Nieważne, że znacznie zmniejszyłem prędkość hamując i uciekłem w prawą stronę. Na reakcję miałem dokladnie DWIE sekundy, bo tyle czasu minęło od momentu rozpoczęcia manewru omijania zaparkowanego auta przez tamtego kierowcę do uderzenia w moje lewe lusterko. Sprawca nie włączył kierunkowskazu przed rozpoczęciem manewru omijania ani w ogóle. Po prostu wrył się na mnie i do końca jechał w lewo zmuszając mnie do hamowania i ucieczki na prawo. Nawet nie zahamował ani nie zwolnił. Po kolizji odjechał.


Mamy więc sytuację gdy:

Art. 23.

1. Kierujący pojazdem jest obowiązany:

1) przy wymijaniu zachować bezpieczny odstęp od wymijanego pojazdu lub uczestnika ruchu, a w razie potrzeby zjechać na prawo i zmniejszyć prędkość lub zatrzymać się;

2) przy omijaniu zachować bezpieczny odstęp od omijanego pojazdu, uczestnika ruchu lub przeszkody, a w razie potrzeby zmniejszyć prędkość; omijanie pojazdu sygnalizującego zamiar skręcenia w lewo może odbywać się tylko z jego prawej strony.

Mamy więc sytuację, gdy:

1. Zastosowałem się w pełni do punktu 1

Przypominam, że p. 1 nie mówi NIC o obowiązkowym zatrzymaniu się, jedynie wymienia tę czynność jako jedną z opcji (słowo "lub" przed "zatrzymać się" jest tutaj kluczowe, a najpierw ma "w razie potrzeby zjechać na prawo i zmniejszyć prędkość" (co w czasie nieco ponad 2 sekund od momentu rozpoczęcia manewru omijania przeszkody przez sprawcę do momentu kolizji zdołałem wykonać)
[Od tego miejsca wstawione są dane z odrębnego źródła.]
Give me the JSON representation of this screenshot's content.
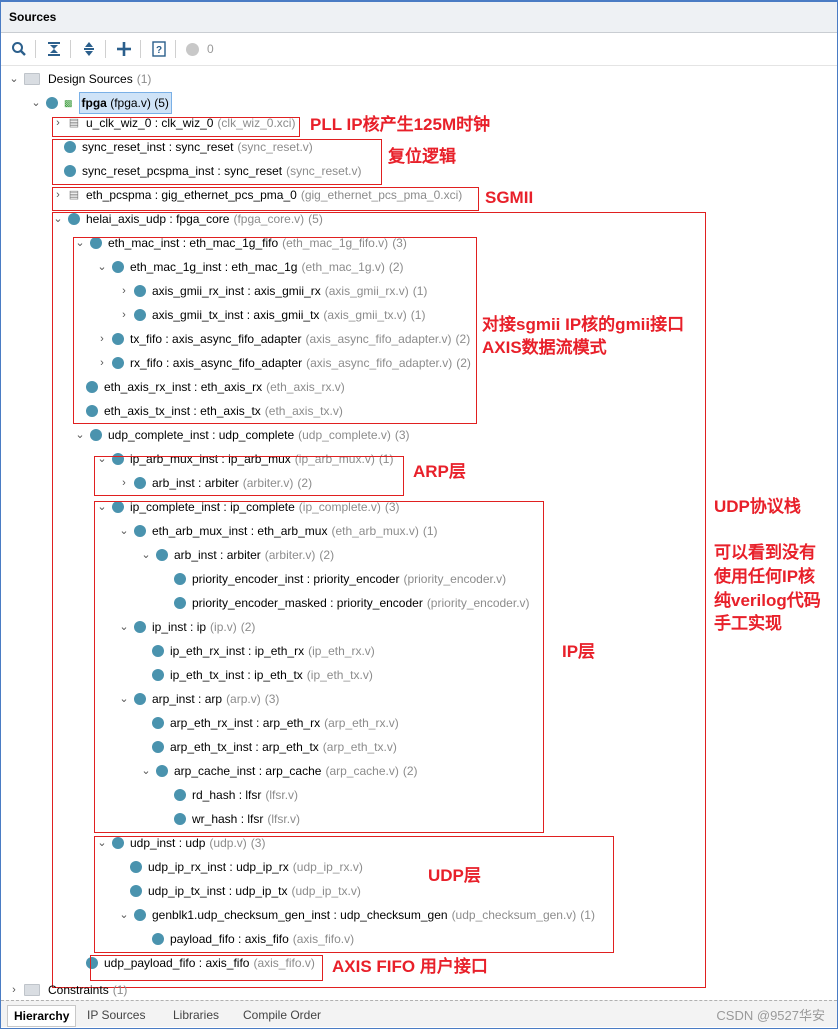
{
  "panel": {
    "title": "Sources"
  },
  "toolbar": {
    "warning_count": "0"
  },
  "tree": {
    "design_sources": {
      "label": "Design Sources",
      "count": "(1)"
    },
    "constraints": {
      "label": "Constraints",
      "count": "(1)"
    },
    "nodes": [
      {
        "inst": "fpga",
        "mod": "",
        "file": "(fpga.v)",
        "count": "(5)"
      },
      {
        "inst": "u_clk_wiz_0",
        "mod": "clk_wiz_0",
        "file": "(clk_wiz_0.xci)",
        "count": ""
      },
      {
        "inst": "sync_reset_inst",
        "mod": "sync_reset",
        "file": "(sync_reset.v)",
        "count": ""
      },
      {
        "inst": "sync_reset_pcspma_inst",
        "mod": "sync_reset",
        "file": "(sync_reset.v)",
        "count": ""
      },
      {
        "inst": "eth_pcspma",
        "mod": "gig_ethernet_pcs_pma_0",
        "file": "(gig_ethernet_pcs_pma_0.xci)",
        "count": ""
      },
      {
        "inst": "helai_axis_udp",
        "mod": "fpga_core",
        "file": "(fpga_core.v)",
        "count": "(5)"
      },
      {
        "inst": "eth_mac_inst",
        "mod": "eth_mac_1g_fifo",
        "file": "(eth_mac_1g_fifo.v)",
        "count": "(3)"
      },
      {
        "inst": "eth_mac_1g_inst",
        "mod": "eth_mac_1g",
        "file": "(eth_mac_1g.v)",
        "count": "(2)"
      },
      {
        "inst": "axis_gmii_rx_inst",
        "mod": "axis_gmii_rx",
        "file": "(axis_gmii_rx.v)",
        "count": "(1)"
      },
      {
        "inst": "axis_gmii_tx_inst",
        "mod": "axis_gmii_tx",
        "file": "(axis_gmii_tx.v)",
        "count": "(1)"
      },
      {
        "inst": "tx_fifo",
        "mod": "axis_async_fifo_adapter",
        "file": "(axis_async_fifo_adapter.v)",
        "count": "(2)"
      },
      {
        "inst": "rx_fifo",
        "mod": "axis_async_fifo_adapter",
        "file": "(axis_async_fifo_adapter.v)",
        "count": "(2)"
      },
      {
        "inst": "eth_axis_rx_inst",
        "mod": "eth_axis_rx",
        "file": "(eth_axis_rx.v)",
        "count": ""
      },
      {
        "inst": "eth_axis_tx_inst",
        "mod": "eth_axis_tx",
        "file": "(eth_axis_tx.v)",
        "count": ""
      },
      {
        "inst": "udp_complete_inst",
        "mod": "udp_complete",
        "file": "(udp_complete.v)",
        "count": "(3)"
      },
      {
        "inst": "ip_arb_mux_inst",
        "mod": "ip_arb_mux",
        "file": "(ip_arb_mux.v)",
        "count": "(1)"
      },
      {
        "inst": "arb_inst",
        "mod": "arbiter",
        "file": "(arbiter.v)",
        "count": "(2)"
      },
      {
        "inst": "ip_complete_inst",
        "mod": "ip_complete",
        "file": "(ip_complete.v)",
        "count": "(3)"
      },
      {
        "inst": "eth_arb_mux_inst",
        "mod": "eth_arb_mux",
        "file": "(eth_arb_mux.v)",
        "count": "(1)"
      },
      {
        "inst": "arb_inst",
        "mod": "arbiter",
        "file": "(arbiter.v)",
        "count": "(2)"
      },
      {
        "inst": "priority_encoder_inst",
        "mod": "priority_encoder",
        "file": "(priority_encoder.v)",
        "count": ""
      },
      {
        "inst": "priority_encoder_masked",
        "mod": "priority_encoder",
        "file": "(priority_encoder.v)",
        "count": ""
      },
      {
        "inst": "ip_inst",
        "mod": "ip",
        "file": "(ip.v)",
        "count": "(2)"
      },
      {
        "inst": "ip_eth_rx_inst",
        "mod": "ip_eth_rx",
        "file": "(ip_eth_rx.v)",
        "count": ""
      },
      {
        "inst": "ip_eth_tx_inst",
        "mod": "ip_eth_tx",
        "file": "(ip_eth_tx.v)",
        "count": ""
      },
      {
        "inst": "arp_inst",
        "mod": "arp",
        "file": "(arp.v)",
        "count": "(3)"
      },
      {
        "inst": "arp_eth_rx_inst",
        "mod": "arp_eth_rx",
        "file": "(arp_eth_rx.v)",
        "count": ""
      },
      {
        "inst": "arp_eth_tx_inst",
        "mod": "arp_eth_tx",
        "file": "(arp_eth_tx.v)",
        "count": ""
      },
      {
        "inst": "arp_cache_inst",
        "mod": "arp_cache",
        "file": "(arp_cache.v)",
        "count": "(2)"
      },
      {
        "inst": "rd_hash",
        "mod": "lfsr",
        "file": "(lfsr.v)",
        "count": ""
      },
      {
        "inst": "wr_hash",
        "mod": "lfsr",
        "file": "(lfsr.v)",
        "count": ""
      },
      {
        "inst": "udp_inst",
        "mod": "udp",
        "file": "(udp.v)",
        "count": "(3)"
      },
      {
        "inst": "udp_ip_rx_inst",
        "mod": "udp_ip_rx",
        "file": "(udp_ip_rx.v)",
        "count": ""
      },
      {
        "inst": "udp_ip_tx_inst",
        "mod": "udp_ip_tx",
        "file": "(udp_ip_tx.v)",
        "count": ""
      },
      {
        "inst": "genblk1.udp_checksum_gen_inst",
        "mod": "udp_checksum_gen",
        "file": "(udp_checksum_gen.v)",
        "count": "(1)"
      },
      {
        "inst": "payload_fifo",
        "mod": "axis_fifo",
        "file": "(axis_fifo.v)",
        "count": ""
      },
      {
        "inst": "udp_payload_fifo",
        "mod": "axis_fifo",
        "file": "(axis_fifo.v)",
        "count": ""
      }
    ]
  },
  "annotations": {
    "pll": "PLL IP核产生125M时钟",
    "reset": "复位逻辑",
    "sgmii": "SGMII",
    "mac_1": "对接sgmii IP核的gmii接口",
    "mac_2": "AXIS数据流模式",
    "arp": "ARP层",
    "udp_stack": "UDP协议栈",
    "note_1": "可以看到没有",
    "note_2": "使用任何IP核",
    "note_3": "纯verilog代码",
    "note_4": "手工实现",
    "ip": "IP层",
    "udp": "UDP层",
    "fifo": "AXIS FIFO 用户接口"
  },
  "tabs": [
    "Hierarchy",
    "IP Sources",
    "Libraries",
    "Compile Order"
  ],
  "watermark": "CSDN @9527华安"
}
(Policjja argumentowała, że miałem obowiazek się całkowicie zatrzymać, bo "gdyby tam stało na środku jezdni dziecko, to by pan w nje uderzył"? Odpowiedziałem, że nie stało tam ani dziecko ani samochód, natomiast zanim tamten na dwie sekundy przed kolizją wyjechał nagle zza zaparkowanego pojazdu bez kierunkowskazu na czołówkę ze mną, mój pas ruchu był całkowicie wolny. Uważam, że podczas tych 2 sekund zdołałem zareagować hamując i zjeżdżając w prawo. Policjant uparła się przy swoim odpowiadając "ja tak widzę współwinę".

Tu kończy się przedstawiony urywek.